Sen. Maria Cantwell says the US will need a comprehensive 5G cybersecurity plan if it wants to keep its competitive edge.
The US will need to implement a strategy to protect 5G technology from hackers and state-sponsored bad actors, US Sen. Maria Cantwell said at a 5G hearing Wednesday. Cantwell, of Washington state, is the top Democrat on the US Senate Committee on Commerce, Science and Transportation.
"I'm all in for 5G ... But in the push for 5G, we need to make sure we're not blind to some of the very important policy issues," Cantwell said at the hearing. "5G networks must be secure, and that starts with having a 5G strategy that focuses on shoring up our defense against hackers and state-sponsored actors."
As part of the proposed strategy, Cantwell said, the Trump administration would need to provide Congress with a "real, quantifiable 5G security threat assessment." In addition, the US would have to ensure the equipment made and used to run 5G networks is secure, and must determine whether to ban "foreign bad actors" from the 5G supply chain. Cantwell also said the US will have to work with international partners to prevent state-sponsored espionage.

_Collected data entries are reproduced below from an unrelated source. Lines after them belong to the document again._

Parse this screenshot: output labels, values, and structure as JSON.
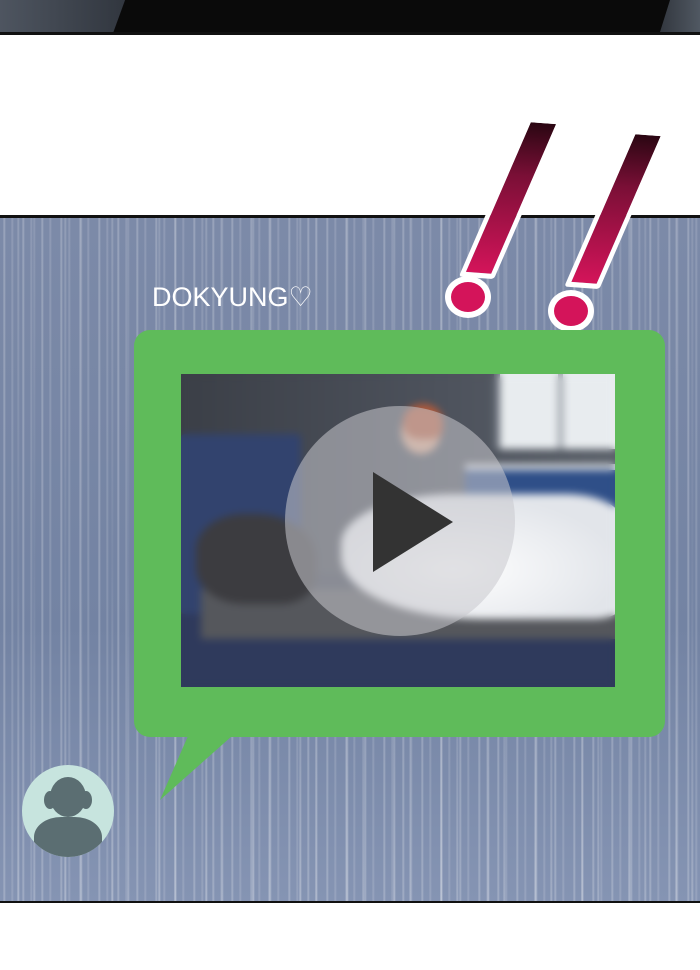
{
  "chat": {
    "sender_name": "DOKYUNG♡",
    "message_type": "video",
    "play_icon": "play-icon",
    "avatar_icon": "person-silhouette-icon"
  },
  "effects": {
    "exclamation_marks": 2,
    "exclamation_color": "#d4145a"
  },
  "colors": {
    "panel_background": "#7c8aa8",
    "bubble_green": "#5fbb5a",
    "avatar_background": "#c7e4de"
  }
}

5G, the next generation of cellular technology, promises to boost internet speeds, coverage and responsiveness for wireless networks. It'll allow functions such as streaming HD videos on your mobile network and will accommodate more internet-of-things devices. Carriers like Verizon and AT&T have been racing to switch to 5G.
"If we roll up our sleeves, get serious about the cyber issues, and continue to make the right investments in the innovation economy and the race to win in 5G, the United States will do very, very well," Cantwell said.